Chess Olympiad: India overthrows China in Group A

As it was expected, the top place in Group A of the Chess Olympiad would only be decided in the very last round, when China and India were scheduled to face each other.

India beat China by 4-2 in the direct encounter, and thanks to this result India is the first team to qualify directly for the quarter-finals. China advances to the play-off stage.

The four games in the top four boards ended in a draw, but India proved to be stronger in the under-20 boards, were Praggnanandhaa won against Yan Liu and Deshmukh Divya outplayed Jiner Zhu. Some of the youngest and more promising Grandmasters in the world are from India, and this enormous potential is already starting to show in international competitions.

The Indian players were especially spurred after the technical difficulties that some of them experienced yesterday, when Vidit and Humpy lost their game due to a power failure. This incident deprived the Indian team of an almost certain victory in a crucial match against Mongolia that could have costed them dearly. But the players didn’t lose heart and reacted in the best possible way, turning frustration into motivation. Before the decisive victory against China, India had also defeated another two strong opponents: Georgia (4-2) and Germany (1½-4½).

Germany claimed third place and advances to the play-off stage, despite collapsing in the last two rounds, where they lost to India and Uzbekistan. Considering that they could not count on some of their strongest players, making it into the playoff stage in this event is no mean achievement.

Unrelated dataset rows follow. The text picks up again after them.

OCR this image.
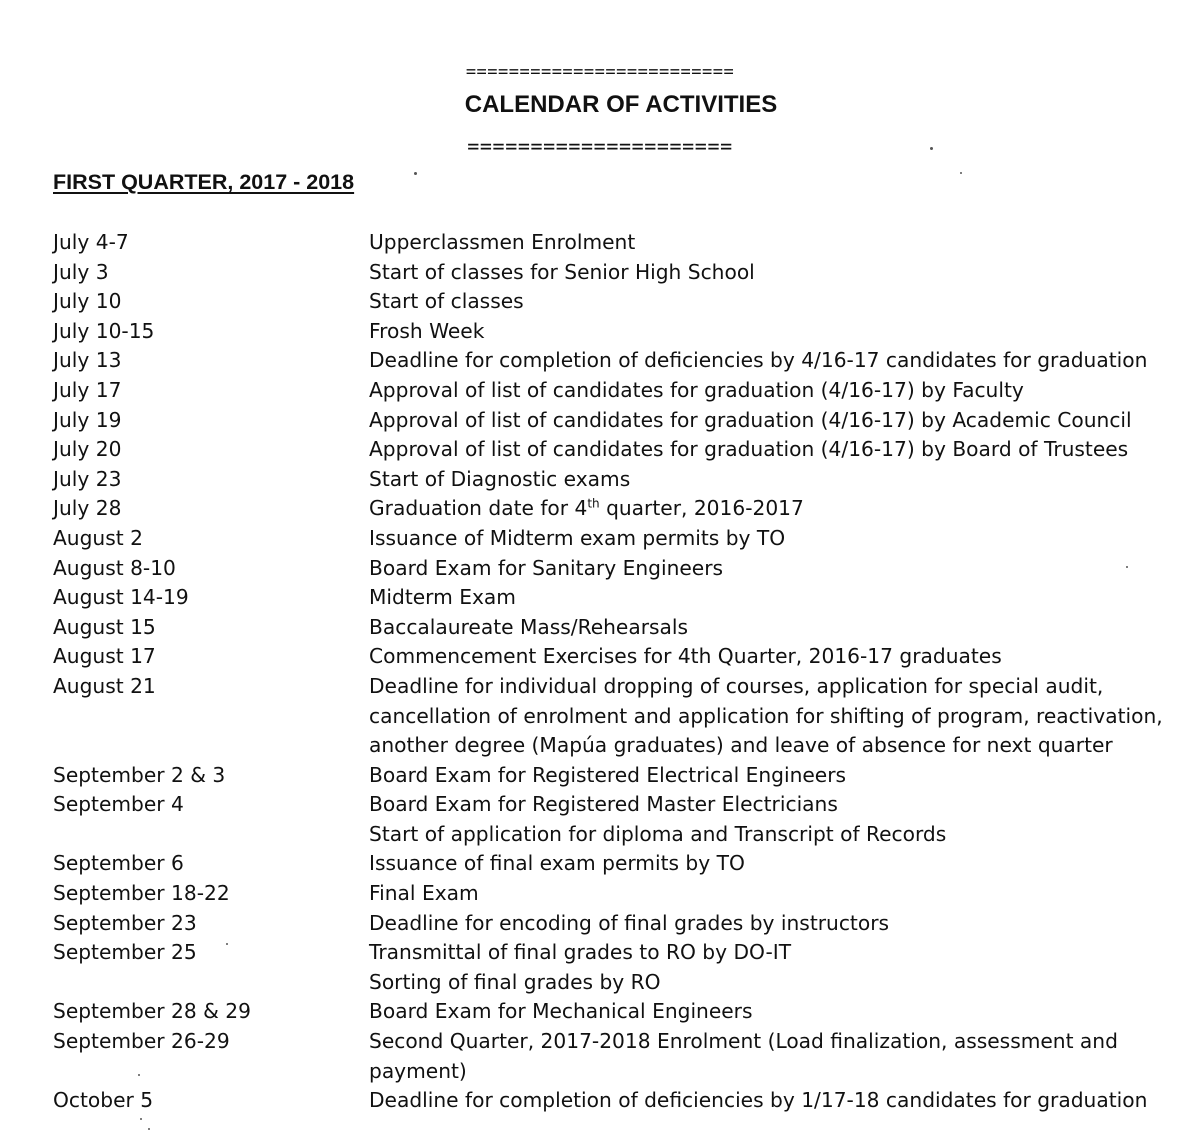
=========================
CALENDAR OF ACTIVITIES
=====================
FIRST QUARTER, 2017 - 2018
July 4-7	Upperclassmen Enrolment
July 3	Start of classes for Senior High School
July 10	Start of classes
July 10-15	Frosh Week
July 13	Deadline for completion of deficiencies by 4/16-17 candidates for graduation
July 17	Approval of list of candidates for graduation (4/16-17) by Faculty
July 19	Approval of list of candidates for graduation (4/16-17) by Academic Council
July 20	Approval of list of candidates for graduation (4/16-17) by Board of Trustees
July 23	Start of Diagnostic exams
July 28	Graduation date for 4th quarter, 2016-2017
August 2	Issuance of Midterm exam permits by TO
August 8-10	Board Exam for Sanitary Engineers
August 14-19	Midterm Exam
August 15	Baccalaureate Mass/Rehearsals
August 17	Commencement Exercises for 4th Quarter, 2016-17 graduates
August 21	Deadline for individual dropping of courses, application for special audit,
cancellation of enrolment and application for shifting of program, reactivation,
another degree (Mapúa graduates) and leave of absence for next quarter
September 2 & 3	Board Exam for Registered Electrical Engineers
September 4	Board Exam for Registered Master Electricians
Start of application for diploma and Transcript of Records
September 6	Issuance of final exam permits by TO
September 18-22	Final Exam
September 23	Deadline for encoding of final grades by instructors
September 25	Transmittal of final grades to RO by DO-IT
Sorting of final grades by RO
September 28 & 29	Board Exam for Mechanical Engineers
September 26-29	Second Quarter, 2017-2018 Enrolment (Load finalization, assessment and
payment)
October 5	Deadline for completion of deficiencies by 1/17-18 candidates for graduation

This event is FIDE’s response to the postponement of the “traditional” Chess Olympiad, which was planned to take place between Moscow and Khanty-Mansiysk (Russia) in August, 2020. Involving more than 3,000 participants, the event was rescheduled to 2021, shortly after the IOC had also announced the postponement of the Tokyo Olympic Games.

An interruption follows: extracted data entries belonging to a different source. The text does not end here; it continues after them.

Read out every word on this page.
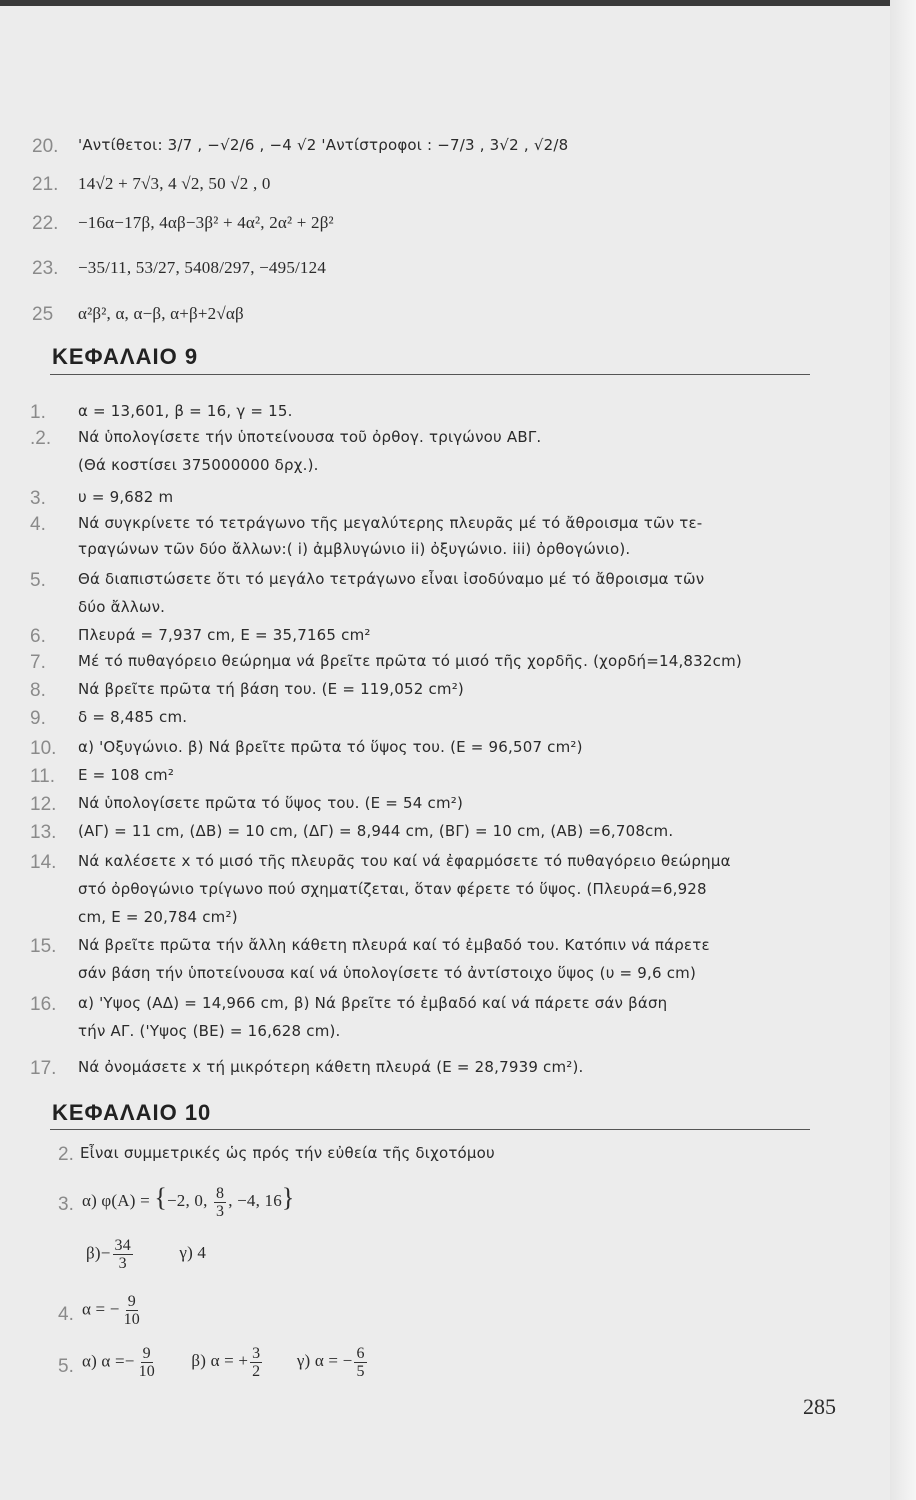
20. 'Αντίθετοι: 3/7 , −√2/6 , −4 √2 'Αντίστροφοι : −7/3 , 3√2 , √2/8
21. 14√2 + 7√3, 4 √2, 50 √2 , 0
22. −16α−17β, 4αβ−3β² + 4α², 2α² + 2β²
23. −35/11, 53/27, 5408/297, −495/124
25 α²β², α, α−β, α+β+2√αβ
ΚΕΦΑΛΑΙΟ 9
1. α = 13,601, β = 16, γ = 15.
.2. Νά ὑπολογίσετε τήν ὑποτείνουσα τοῦ ὀρθογ. τριγώνου ΑΒΓ.
(Θά κοστίσει 375000000 δρχ.).
3. υ = 9,682 m
4. Νά συγκρίνετε τό τετράγωνο τῆς μεγαλύτερης πλευρᾶς μέ τό ἄθροισμα τῶν τε-
τραγώνων τῶν δύο ἄλλων:( i) ἀμβλυγώνιο ii) ὀξυγώνιο. iii) ὀρθογώνιο).
5. Θά διαπιστώσετε ὅτι τό μεγάλο τετράγωνο εἶναι ἰσοδύναμο μέ τό ἄθροισμα τῶν
δύο ἄλλων.
6. Πλευρά = 7,937 cm, Ε = 35,7165 cm²
7. Μέ τό πυθαγόρειο θεώρημα νά βρεῖτε πρῶτα τό μισό τῆς χορδῆς. (χορδή=14,832cm)
8. Νά βρεῖτε πρῶτα τή βάση του. (Ε = 119,052 cm²)
9. δ = 8,485 cm.
10. α) 'Οξυγώνιο. β) Νά βρεῖτε πρῶτα τό ὕψος του. (Ε = 96,507 cm²)
11. Ε = 108 cm²
12. Νά ὑπολογίσετε πρῶτα τό ὕψος του. (Ε = 54 cm²)
13. (ΑΓ) = 11 cm, (ΔΒ) = 10 cm, (ΔΓ) = 8,944 cm, (ΒΓ) = 10 cm, (ΑΒ) =6,708cm.
14. Νά καλέσετε x τό μισό τῆς πλευρᾶς του καί νά ἐφαρμόσετε τό πυθαγόρειο θεώρημα
στό ὀρθογώνιο τρίγωνο πού σχηματίζεται, ὅταν φέρετε τό ὕψος. (Πλευρά=6,928
cm, Ε = 20,784 cm²)
15. Νά βρεῖτε πρῶτα τήν ἄλλη κάθετη πλευρά καί τό ἐμβαδό του. Κατόπιν νά πάρετε
σάν βάση τήν ὑποτείνουσα καί νά ὑπολογίσετε τό ἀντίστοιχο ὕψος (υ = 9,6 cm)
16. α) 'Υψος (ΑΔ) = 14,966 cm, β) Νά βρεῖτε τό ἐμβαδό καί νά πάρετε σάν βάση
τήν ΑΓ. ('Υψος (ΒΕ) = 16,628 cm).
17. Νά ὀνομάσετε x τή μικρότερη κάθετη πλευρά (Ε = 28,7939 cm²).
ΚΕΦΑΛΑΙΟ 10
2. Εἶναι συμμετρικές ὡς πρός τήν εὐθεία τῆς διχοτόμου
3. α) φ(Α) = {−2, 0, $\frac{8}{3}$ , −4, 16}
$\beta)- \frac{34}{3}$	γ) 4
4. α = − $\frac{9}{10}$
5. α) $\alpha =- \frac{9}{10} \beta$) α = + $\frac{3}{2} \gamma$) α = − $\frac{6}{5}$
285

With the support of Gazprom as General Partner, the government of the Ugra region as Official Partner, and as the playing platform, the first FIDE Online Olympiad is the latest example of how chess has adapted to the coronavirus crisis. Despite having to cancel all official events played over the board -including flagship competitions like the Candidates Tournament and the World Championship match-, chess has thrived during the global lockdown.